BIDDEFORD – The 30th annual La Kermesse festival is returning to its roots with a renewed focus on celebrating Biddeford’s rich cultural heritage.

The festival celebrates the Franco-American culture of a city whose downtown is dominated by the mills that attracted generations of workers from Canada and elsewhere. This year, the festival is expanding to include other cultures and local groups, in an attempt to boost attendance and incorporate new ideas.

The festival has struggled in recent years in the wake of an embezzlement and the loss of its traditional venue at St. Louis Field, but organizers say confidence in the future of the festival is growing.

La Kermesse is scheduled to run Thursday through Sunday at Mechanics Park in downtown Biddeford. For the first time, it will include the Downtown Development Commission’s annual car show, a world music stage hosted by Heart of Biddeford, children’s activities at the Chamber of Commerce in Saco, and Biddeford Heritage Days on the Pepperell Mill Campus.

Volunteers began setting up the festival last week. Water Street will be closed to traffic between Pike and Sullivan streets through Friday.

Jessica Quattrone, president of La Kermesse, hopes the additions will draw more people to the festival, which will include a parade from Biddeford to Saco and fireworks over the Saco River.

The festival has not been held at St. Louis Field since 2009, when rain and trucks caused extensive damage to the city-owned field.

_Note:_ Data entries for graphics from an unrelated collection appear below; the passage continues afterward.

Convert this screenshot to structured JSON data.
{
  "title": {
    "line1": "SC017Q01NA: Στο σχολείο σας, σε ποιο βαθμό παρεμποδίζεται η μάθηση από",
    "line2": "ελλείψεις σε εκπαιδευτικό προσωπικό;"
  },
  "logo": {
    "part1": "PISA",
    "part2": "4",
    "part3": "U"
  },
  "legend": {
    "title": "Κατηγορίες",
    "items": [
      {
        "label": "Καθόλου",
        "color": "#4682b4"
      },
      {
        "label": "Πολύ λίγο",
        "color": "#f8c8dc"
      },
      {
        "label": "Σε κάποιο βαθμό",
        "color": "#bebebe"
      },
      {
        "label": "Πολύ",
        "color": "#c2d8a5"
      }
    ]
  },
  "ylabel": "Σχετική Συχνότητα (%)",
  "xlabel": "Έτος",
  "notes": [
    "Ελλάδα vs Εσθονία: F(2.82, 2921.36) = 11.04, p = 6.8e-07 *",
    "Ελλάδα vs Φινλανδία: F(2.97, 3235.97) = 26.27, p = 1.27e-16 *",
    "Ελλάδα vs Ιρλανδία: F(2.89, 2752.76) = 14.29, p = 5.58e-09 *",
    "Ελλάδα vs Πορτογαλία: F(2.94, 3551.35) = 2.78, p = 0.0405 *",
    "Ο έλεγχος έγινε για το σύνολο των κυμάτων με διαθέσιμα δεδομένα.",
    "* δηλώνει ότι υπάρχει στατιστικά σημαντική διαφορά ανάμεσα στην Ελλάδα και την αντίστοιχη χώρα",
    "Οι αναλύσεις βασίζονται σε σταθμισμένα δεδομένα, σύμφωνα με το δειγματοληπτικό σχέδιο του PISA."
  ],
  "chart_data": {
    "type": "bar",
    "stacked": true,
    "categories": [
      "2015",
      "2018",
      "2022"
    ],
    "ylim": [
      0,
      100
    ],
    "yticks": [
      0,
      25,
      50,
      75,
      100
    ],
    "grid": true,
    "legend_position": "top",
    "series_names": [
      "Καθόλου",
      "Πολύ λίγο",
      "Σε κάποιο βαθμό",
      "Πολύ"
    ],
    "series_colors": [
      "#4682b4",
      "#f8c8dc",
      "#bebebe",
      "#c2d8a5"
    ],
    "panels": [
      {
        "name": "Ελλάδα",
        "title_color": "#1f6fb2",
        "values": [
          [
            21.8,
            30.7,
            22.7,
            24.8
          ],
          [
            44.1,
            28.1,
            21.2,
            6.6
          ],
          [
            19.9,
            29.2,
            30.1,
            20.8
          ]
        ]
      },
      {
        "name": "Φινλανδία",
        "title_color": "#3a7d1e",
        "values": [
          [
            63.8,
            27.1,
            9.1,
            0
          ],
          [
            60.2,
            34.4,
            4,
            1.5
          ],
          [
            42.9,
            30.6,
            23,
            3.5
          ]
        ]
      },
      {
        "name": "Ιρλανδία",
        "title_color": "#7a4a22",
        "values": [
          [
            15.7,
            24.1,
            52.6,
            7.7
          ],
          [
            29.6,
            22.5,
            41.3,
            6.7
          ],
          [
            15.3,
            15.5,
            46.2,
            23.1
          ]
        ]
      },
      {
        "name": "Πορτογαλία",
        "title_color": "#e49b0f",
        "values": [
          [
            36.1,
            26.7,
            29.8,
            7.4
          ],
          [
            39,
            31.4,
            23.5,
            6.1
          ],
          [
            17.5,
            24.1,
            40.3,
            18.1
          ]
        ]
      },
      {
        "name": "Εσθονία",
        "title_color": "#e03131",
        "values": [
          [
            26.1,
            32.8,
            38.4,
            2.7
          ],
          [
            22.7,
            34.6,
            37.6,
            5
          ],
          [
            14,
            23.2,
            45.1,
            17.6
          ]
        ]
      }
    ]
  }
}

In 2010, the festival was held at the Biddeford Ice Arena and drew only about 2,000 people.

La Kermesse was held downtown last year. About 3,000 people attended, with about 20,000 turning out for the fireworks, Quattrone said.

In its heyday, La Kermesse drew as many as 25,000 people and cost $220,000 to put on. Organizers will spend $65,000 this year, through sponsorships and ticket sales.

Organizers want to make the entire festival free next year.

Festival organizers hope attendance will keep growing as people get used to the downtown location and a more intimate festival, Quattrone said. She said some people are beginning to let go of the negative feelings about the festival that came from the embezzlement by former festival President Priscille Gagnon.

Organizers have spent the last two years focusing on rebuilding the festival. Quattrone said she has heard negative comments in the past, but people now seem to respond well to the festival because the focus is more on music and food and less on a carnival-like atmosphere.

Incorporating other cultures into the festival is consistent with its founder’s vision for La Kermesse, Quattrone said.

When Joseph Plamondon founded it in 1982, he envisioned a festival that would recognize the Franco-American community and the other ethnic groups with a 10-day event that focused on a different culture each day.

Delilah Poupore, director of Heart of Biddeford, said organizers want to “get the whole city behind the festival.”

The world stage will feature free music and dance performances by a variety of cultural groups on a stage at 100 Main St.

Lauren Cote, field vendor manager, said La Kermesse will include 20 food booths and 30 vendors of crafts and other products. The food will range from traditional Franco-American favorites like pork pie and poutine to Thai food and traditional fair favorites.

The main festival tent will be behind the gazebo, near the banks of the Saco River, said festival Vice President Raymond Gagne.

Two Franco-American music acts were added to the lineup.